Niveau timing, on a encore un peu de temps car Leonard Slatkin va assurer l’intérim comme directeur musical honoraire pendant trois saisons. On veut le profil parfait, c’est-à-dire un chef qui soit d’abord un bon musicien. Il faut aussi qu’il ait un bon feeling avec les musiciens. Il va travailler avec eux 14 semaines par an. C’est comme un mariage. Ils doivent s’entendre parfaitement pour donner le meilleur d’eux-mêmes. Nos musiciens adorent Leonard Slatkin. Ça ne va donc pas être simple de le remplacer.
Pour trouver les meilleurs, je fonctionne au bouche à oreille. J’ai un réseau important avec de nombreux orchestres et directeurs artistiques dans le monde. J’échange régulièrement avec eux pour voir les chefs qu’ils ont invités, la manière dont ils travaillent, le succès de leurs concerts… Il y a aussi beaucoup d’agents qui me contactent pour me proposer leurs artistes. Mais je n’invite jamais quelqu’un si je ne l’ai pas vu jouer avant, soit sur vidéo, soit en concert.
J’assiste également à tous les concerts à Lyon.
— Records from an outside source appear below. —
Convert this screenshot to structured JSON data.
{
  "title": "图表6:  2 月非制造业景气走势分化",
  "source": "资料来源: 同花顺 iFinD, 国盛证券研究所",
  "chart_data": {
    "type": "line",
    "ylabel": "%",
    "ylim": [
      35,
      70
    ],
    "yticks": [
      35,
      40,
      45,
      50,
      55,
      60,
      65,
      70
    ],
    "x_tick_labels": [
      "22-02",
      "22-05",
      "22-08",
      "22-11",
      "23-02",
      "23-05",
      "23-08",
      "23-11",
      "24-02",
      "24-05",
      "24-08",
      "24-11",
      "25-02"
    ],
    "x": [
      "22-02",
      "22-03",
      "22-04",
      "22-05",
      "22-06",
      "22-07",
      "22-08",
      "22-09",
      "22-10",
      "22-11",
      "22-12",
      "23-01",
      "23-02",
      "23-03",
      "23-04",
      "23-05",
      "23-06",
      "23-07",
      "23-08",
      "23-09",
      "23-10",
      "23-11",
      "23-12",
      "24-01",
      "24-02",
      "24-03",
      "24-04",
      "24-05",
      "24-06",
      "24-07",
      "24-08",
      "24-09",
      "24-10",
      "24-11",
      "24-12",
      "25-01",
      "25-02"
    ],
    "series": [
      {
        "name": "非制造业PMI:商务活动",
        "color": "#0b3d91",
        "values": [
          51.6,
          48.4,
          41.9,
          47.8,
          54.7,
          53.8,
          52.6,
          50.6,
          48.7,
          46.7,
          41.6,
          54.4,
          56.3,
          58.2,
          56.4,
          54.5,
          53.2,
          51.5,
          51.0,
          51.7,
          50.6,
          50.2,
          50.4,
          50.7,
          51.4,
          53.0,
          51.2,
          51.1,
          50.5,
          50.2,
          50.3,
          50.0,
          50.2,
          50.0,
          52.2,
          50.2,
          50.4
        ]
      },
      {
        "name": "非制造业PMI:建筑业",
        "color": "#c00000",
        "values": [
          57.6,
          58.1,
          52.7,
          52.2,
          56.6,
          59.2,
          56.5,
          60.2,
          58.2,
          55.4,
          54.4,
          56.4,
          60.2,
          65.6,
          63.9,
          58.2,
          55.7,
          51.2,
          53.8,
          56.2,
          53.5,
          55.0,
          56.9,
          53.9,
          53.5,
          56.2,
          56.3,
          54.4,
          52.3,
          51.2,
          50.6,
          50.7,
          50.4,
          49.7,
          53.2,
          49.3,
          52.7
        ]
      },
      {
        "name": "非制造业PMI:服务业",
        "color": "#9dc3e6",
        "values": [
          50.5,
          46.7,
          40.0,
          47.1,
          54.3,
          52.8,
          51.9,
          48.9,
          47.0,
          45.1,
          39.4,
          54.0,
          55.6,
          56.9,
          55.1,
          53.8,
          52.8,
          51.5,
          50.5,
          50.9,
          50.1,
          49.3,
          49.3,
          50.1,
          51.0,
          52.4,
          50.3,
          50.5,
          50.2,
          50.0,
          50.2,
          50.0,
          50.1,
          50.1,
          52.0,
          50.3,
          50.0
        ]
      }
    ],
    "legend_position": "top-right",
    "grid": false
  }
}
Je bouge en permanence pour voir la manière dont le chef interagit avec les musiciens. Le regard est quelque chose d’essentiel. C’est à travers le regard qu’on sent la passion d’un chef.»

«Le meilleur chef au monde»
«Le plus important ce n’est pas le concert mais les répétitions. En moyenne, un chef invité répète cinq fois avec les musiciens, soit environ 13 heures. Puis il enchaine avec deux concerts. C’est un long travail pour expliquer ce qu’il veut, ce qu’il cherche… Ce n’est pas simple de se retrouver face à une centaine de musiciens exigeants qui vont le tester. Riccardo Minasi est venu la saison dernière pour remplacer au pied levé Ton Koopman. Il devait reprendre deux symphonies de Haydn et un concerto de Beethoven. Pour un concert d’une heure et demie, il a répété 13 heures avec les musiciens. Il les a même fait chanter !
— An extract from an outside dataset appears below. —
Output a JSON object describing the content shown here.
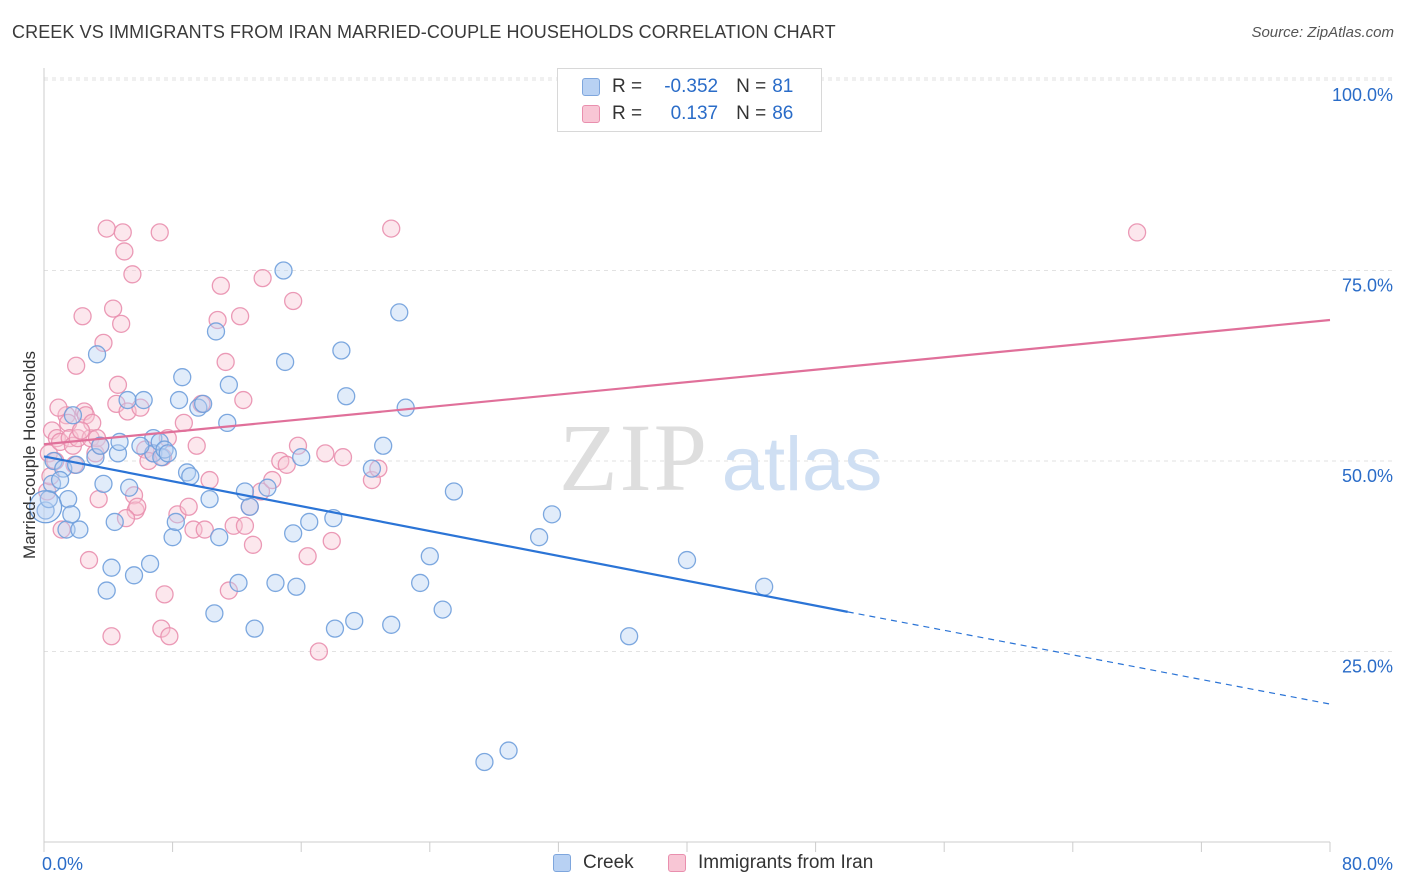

Ils ont adoré travailler avec lui. Ce chef a fait l’unanimité car il est fin, plein d’humour…
Après chaque semaine de travail, on fait un sondage auprès des musiciens. Parfois, ils sont déçus parce que l’intervenant parlait trop, n’arrivait pas faire passer ses intentions… A ce titre, Leonard Slatkin est le meilleur chef au monde. Il peut tout expliquer avec ses mains et sa baguette, sans avoir besoin de parler. Il demande beaucoup aux musiciens durant le concert. Il peut même les bousculer durant une représentation. Ça donne une énergie extraordinaire ! Mais la plupart des chefs préfèrent faire ce travail en amont pour éviter les mauvaises surprises. Parfois, ça crée des déceptions car le concert est à l’image des répétitions. Sans cette touche de magie.»

«Une famille»
«Notre orchestre est un des meilleurs au monde. Et je ne dis pas ça par prétention. Des musiciens qui s’entendent très bien, sans ego. Si un chef veut les pousser, il peut vraiment se faire plaisir mais il doit avoir quelque chose à dire.
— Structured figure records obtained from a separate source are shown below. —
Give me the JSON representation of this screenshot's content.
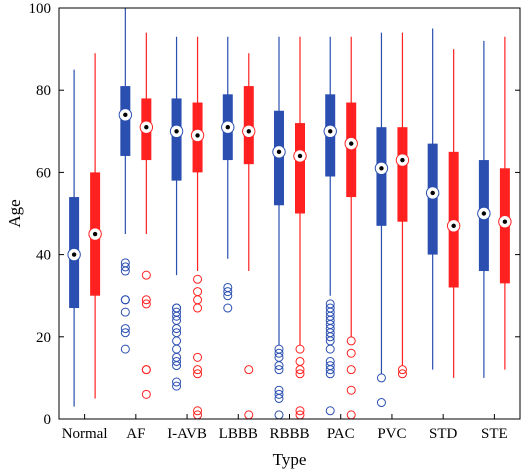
{
  "chart_data": {
    "type": "box",
    "xlabel": "Type",
    "ylabel": "Age",
    "ylim": [
      0,
      100
    ],
    "yticks": [
      0,
      20,
      40,
      60,
      80,
      100
    ],
    "categories": [
      "Normal",
      "AF",
      "I-AVB",
      "LBBB",
      "RBBB",
      "PAC",
      "PVC",
      "STD",
      "STE"
    ],
    "grid": false,
    "legend": "none",
    "series": [
      {
        "color": "#2a4fb0",
        "boxes": [
          {
            "whisker_low": 3,
            "q1": 27,
            "median": 40,
            "q3": 54,
            "whisker_high": 85,
            "outliers": []
          },
          {
            "whisker_low": 45,
            "q1": 64,
            "median": 74,
            "q3": 81,
            "whisker_high": 100,
            "outliers": [
              38,
              37,
              36,
              29,
              29,
              26,
              22,
              21,
              17
            ]
          },
          {
            "whisker_low": 35,
            "q1": 58,
            "median": 70,
            "q3": 78,
            "whisker_high": 93,
            "outliers": [
              27,
              27,
              26,
              25,
              24,
              22,
              21,
              19,
              17,
              15,
              14,
              13,
              9,
              8
            ]
          },
          {
            "whisker_low": 39,
            "q1": 63,
            "median": 71,
            "q3": 79,
            "whisker_high": 93,
            "outliers": [
              32,
              31,
              30,
              27
            ]
          },
          {
            "whisker_low": 18,
            "q1": 52,
            "median": 65,
            "q3": 75,
            "whisker_high": 93,
            "outliers": [
              17,
              16,
              15,
              13,
              12,
              7,
              6,
              5,
              1
            ]
          },
          {
            "whisker_low": 30,
            "q1": 59,
            "median": 70,
            "q3": 79,
            "whisker_high": 93,
            "outliers": [
              28,
              27,
              26,
              25,
              24,
              23,
              22,
              21,
              20,
              19,
              17,
              14,
              13,
              12,
              11,
              2
            ]
          },
          {
            "whisker_low": 11,
            "q1": 47,
            "median": 61,
            "q3": 71,
            "whisker_high": 94,
            "outliers": [
              10,
              4
            ]
          },
          {
            "whisker_low": 12,
            "q1": 40,
            "median": 55,
            "q3": 67,
            "whisker_high": 95,
            "outliers": []
          },
          {
            "whisker_low": 10,
            "q1": 36,
            "median": 50,
            "q3": 63,
            "whisker_high": 92,
            "outliers": []
          }
        ]
      },
      {
        "color": "#ff2020",
        "boxes": [
          {
            "whisker_low": 5,
            "q1": 30,
            "median": 45,
            "q3": 60,
            "whisker_high": 89,
            "outliers": []
          },
          {
            "whisker_low": 45,
            "q1": 63,
            "median": 71,
            "q3": 78,
            "whisker_high": 94,
            "outliers": [
              35,
              29,
              28,
              12,
              12,
              6
            ]
          },
          {
            "whisker_low": 36,
            "q1": 60,
            "median": 69,
            "q3": 77,
            "whisker_high": 93,
            "outliers": [
              34,
              31,
              29,
              27,
              15,
              12,
              11,
              2,
              1
            ]
          },
          {
            "whisker_low": 36,
            "q1": 62,
            "median": 70,
            "q3": 81,
            "whisker_high": 89,
            "outliers": [
              12,
              1
            ]
          },
          {
            "whisker_low": 18,
            "q1": 50,
            "median": 64,
            "q3": 72,
            "whisker_high": 93,
            "outliers": [
              17,
              14,
              12,
              11,
              2,
              1
            ]
          },
          {
            "whisker_low": 20,
            "q1": 54,
            "median": 67,
            "q3": 77,
            "whisker_high": 93,
            "outliers": [
              19,
              16,
              12,
              7,
              1
            ]
          },
          {
            "whisker_low": 13,
            "q1": 48,
            "median": 63,
            "q3": 71,
            "whisker_high": 94,
            "outliers": [
              12,
              11
            ]
          },
          {
            "whisker_low": 10,
            "q1": 32,
            "median": 47,
            "q3": 65,
            "whisker_high": 90,
            "outliers": []
          },
          {
            "whisker_low": 12,
            "q1": 33,
            "median": 48,
            "q3": 61,
            "whisker_high": 93,
            "outliers": []
          }
        ]
      }
    ]
  }
}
Le problème aujourd’hui, c’est que la plupart des jeunes chefs sont beaux, ils dansent sur scène… Mais musicalement, c’est vide. Nos musiciens le sentent tout de suite. Ça arrive parfois qu’un chef ne s’entende pas du tout avec l’orchestre. C’est pour ça que je passe beaucoup de temps avec eux, en répétition. On a trouvé une façon de travailler très organique. Ça permet de se projeter dans l’avenir.»